Can this method be also right?
\(\displaystyle \L \;[1]5x\,-\,y\,=\,2\)Yes
\(\displaystyle \L \;[2]-y\,=\,2\,-\,5x\)Yes
\(\displaystyle \L \;[3]y\,=\,-(2\,-\,5x)\,=\,5x\,-\,2\)No because you are distributing the negative but the 2 has no negative. If you wanted to make the right side negative you would have to multiply both sides of the equation by a negative number.
So on step [2] lets divide both sides by negative 1:\(\displaystyle \L \;[4]y\,=\,5x\,-\,2\)
That is what you got but your steps weren't correct.
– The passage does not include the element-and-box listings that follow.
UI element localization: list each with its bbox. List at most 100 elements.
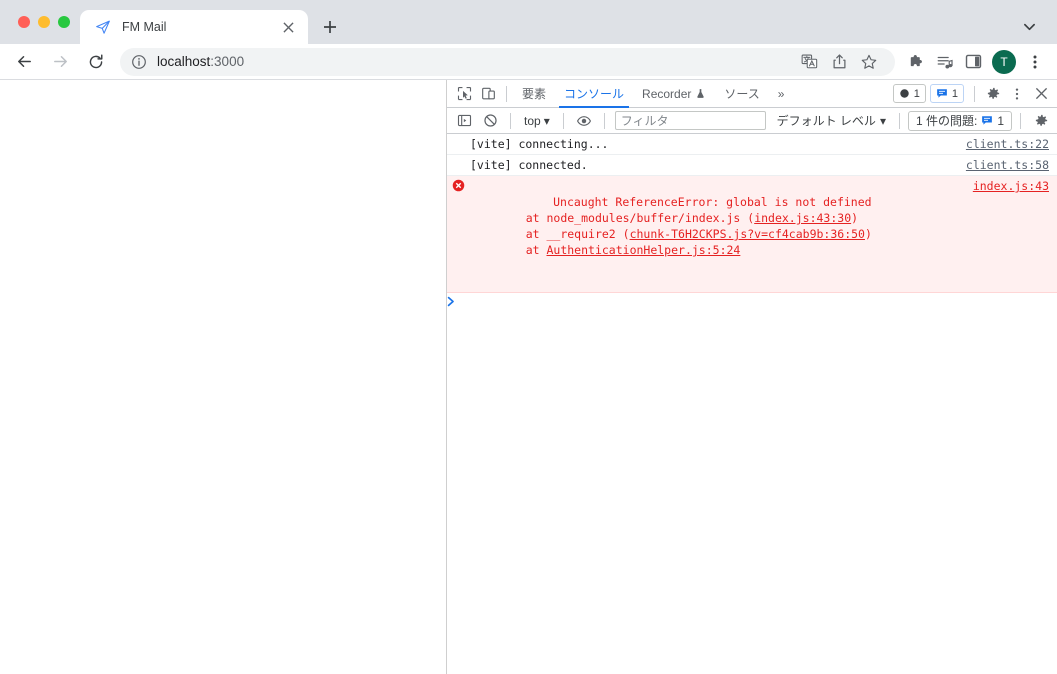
experiment-flask-icon	[695, 88, 706, 99]
divider	[1020, 112, 1021, 129]
reload-button[interactable]	[81, 47, 111, 77]
close-window-button[interactable]	[18, 16, 30, 28]
console-sidebar-icon[interactable]	[452, 109, 476, 133]
clear-console-icon[interactable]	[478, 109, 502, 133]
devtools-tab-bar: 要素 コンソール Recorder ソース » 1 1	[447, 80, 1057, 108]
devtools-tab-console[interactable]: コンソール	[555, 80, 633, 108]
stack-frame: at node_modules/buffer/index.js (index.j…	[470, 210, 965, 226]
console-message-row[interactable]: [vite] connected. client.ts:58	[447, 155, 1057, 176]
inspect-element-icon[interactable]	[452, 82, 476, 106]
back-button[interactable]	[9, 47, 39, 77]
issues-count: 1	[997, 113, 1004, 128]
prompt-chevron-icon	[447, 296, 470, 307]
window-controls	[0, 0, 80, 44]
info-circle-icon[interactable]	[131, 54, 147, 70]
stack-frame-link[interactable]: chunk-T6H2CKPS.js?v=cf4cab9b:36:50	[630, 227, 865, 241]
issues-summary-button[interactable]: 1 件の問題: 1	[907, 110, 1012, 131]
devtools-close-button[interactable]	[1029, 82, 1053, 106]
error-count: 1	[913, 87, 920, 100]
forward-button[interactable]	[45, 47, 75, 77]
stack-frame-prefix: at node_modules/buffer/index.js (	[498, 211, 755, 225]
devtools-more-button[interactable]	[1005, 82, 1029, 106]
console-settings-gear-icon[interactable]	[1029, 109, 1053, 133]
new-tab-button[interactable]	[316, 13, 344, 41]
web-page-viewport[interactable]	[0, 80, 447, 674]
log-level-selector[interactable]: デフォルト レベル ▾	[772, 111, 891, 131]
stack-frame-link[interactable]: index.js:43:30	[754, 211, 851, 225]
console-source-link[interactable]: client.ts:58	[966, 157, 1057, 173]
console-error-body: Uncaught ReferenceError: global is not d…	[470, 178, 973, 290]
console-message-text: [vite] connecting...	[470, 137, 609, 151]
browser-toolbar: localhost:3000 T	[0, 44, 1057, 80]
divider	[506, 85, 507, 102]
console-source-link[interactable]: index.js:43	[973, 178, 1057, 194]
chevron-down-icon: ▾	[879, 113, 886, 128]
console-message-list[interactable]: [vite] connecting... client.ts:22 [vite]…	[447, 134, 1057, 674]
issues-count: 1	[951, 87, 958, 100]
stack-frame-link[interactable]: AuthenticationHelper.js:5:24	[546, 243, 740, 257]
devtools-tab-elements[interactable]: 要素	[513, 80, 555, 108]
message-gutter	[447, 157, 470, 158]
error-circle-icon	[447, 178, 470, 192]
side-panel-icon[interactable]	[959, 48, 987, 76]
console-source-link[interactable]: client.ts:22	[966, 136, 1057, 152]
divider	[603, 112, 605, 129]
address-bar-url: localhost:3000	[157, 54, 244, 69]
context-label: top	[524, 113, 541, 128]
browser-menu-button[interactable]	[1021, 48, 1049, 76]
stack-frame-suffix: )	[864, 227, 872, 241]
translate-icon[interactable]	[795, 48, 823, 76]
live-expression-eye-icon[interactable]	[572, 109, 596, 133]
extensions-puzzle-icon[interactable]	[903, 48, 931, 76]
chevron-down-icon: ▾	[543, 113, 550, 128]
close-tab-button[interactable]	[278, 17, 298, 37]
console-prompt-row[interactable]	[447, 293, 1057, 313]
zoom-window-button[interactable]	[58, 16, 70, 28]
divider	[974, 85, 975, 102]
url-host: localhost	[157, 54, 211, 69]
stack-frame-suffix: )	[851, 211, 859, 225]
gear-icon[interactable]	[981, 82, 1005, 106]
reading-list-icon[interactable]	[931, 48, 959, 76]
bookmark-star-icon[interactable]	[855, 48, 883, 76]
device-toolbar-icon[interactable]	[476, 82, 500, 106]
divider	[898, 112, 900, 129]
devtools-tab-sources[interactable]: ソース	[715, 80, 768, 108]
url-port: :3000	[210, 54, 245, 69]
minimize-window-button[interactable]	[38, 16, 50, 28]
share-icon[interactable]	[825, 48, 853, 76]
tab-search-chevron-down-icon[interactable]	[1015, 12, 1043, 40]
execution-context-selector[interactable]: top ▾	[519, 111, 555, 131]
devtools-tabs-overflow[interactable]: »	[769, 80, 794, 108]
devtools-panel: 要素 コンソール Recorder ソース » 1 1 top ▾ フィルタ デ…	[447, 80, 1057, 674]
console-error-text: Uncaught ReferenceError: global is not d…	[553, 195, 872, 209]
issues-icon	[936, 88, 948, 99]
tab-title: FM Mail	[122, 20, 167, 34]
profile-avatar[interactable]: T	[992, 49, 1016, 74]
stack-frame: at AuthenticationHelper.js:5:24	[470, 242, 965, 258]
stack-frame-prefix: at	[498, 243, 547, 257]
error-dot-icon	[899, 88, 910, 99]
console-toolbar: top ▾ デフォルト レベル ▾ 1 件の	[447, 108, 1057, 134]
tab-label: 要素	[522, 87, 547, 101]
level-label: デフォルト レベル	[776, 114, 876, 128]
address-bar[interactable]: localhost:3000	[120, 47, 895, 76]
issues-text: 1 件の問題:	[915, 114, 978, 128]
divider	[562, 112, 564, 129]
error-count-badge[interactable]: 1	[892, 84, 926, 103]
issues-icon	[981, 115, 993, 126]
message-gutter	[447, 136, 470, 137]
browser-tab[interactable]: FM Mail	[80, 10, 308, 44]
console-error-row[interactable]: Uncaught ReferenceError: global is not d…	[447, 176, 1057, 293]
tab-label: Recorder	[642, 86, 692, 101]
omnibox-actions	[787, 48, 883, 76]
divider	[510, 112, 511, 129]
overflow-label: »	[777, 86, 785, 101]
issues-count-badge[interactable]: 1	[929, 84, 964, 103]
console-message-row[interactable]: [vite] connecting... client.ts:22	[447, 134, 1057, 155]
devtools-tab-recorder[interactable]: Recorder	[633, 80, 715, 108]
browser-window: FM Mail localhost:3000 T 要素 コンソール Record…	[0, 0, 1057, 674]
tab-label: ソース	[724, 87, 760, 101]
console-filter-input[interactable]	[614, 111, 766, 130]
content-area: 要素 コンソール Recorder ソース » 1 1 top ▾ フィルタ デ…	[0, 80, 1057, 674]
\(\displaystyle \L \;y\,=\,5x\,-\,2\) or \(\displaystyle x\,=\,2\,+\,y\,/5\,\)
.....
No. Once we got this equation we switch the x and y... NOT solve for x. When we switch the
x and y we then solve for y.
\(\displaystyle \L
\begin{array}{l}
[4]\underbrace y_{} = 5\underbrace x_{} - 2 \\
[5]\underbrace x_{} = 5\underbrace y_{} - 2 \\
\end{array}\)
Now solve [5] for y.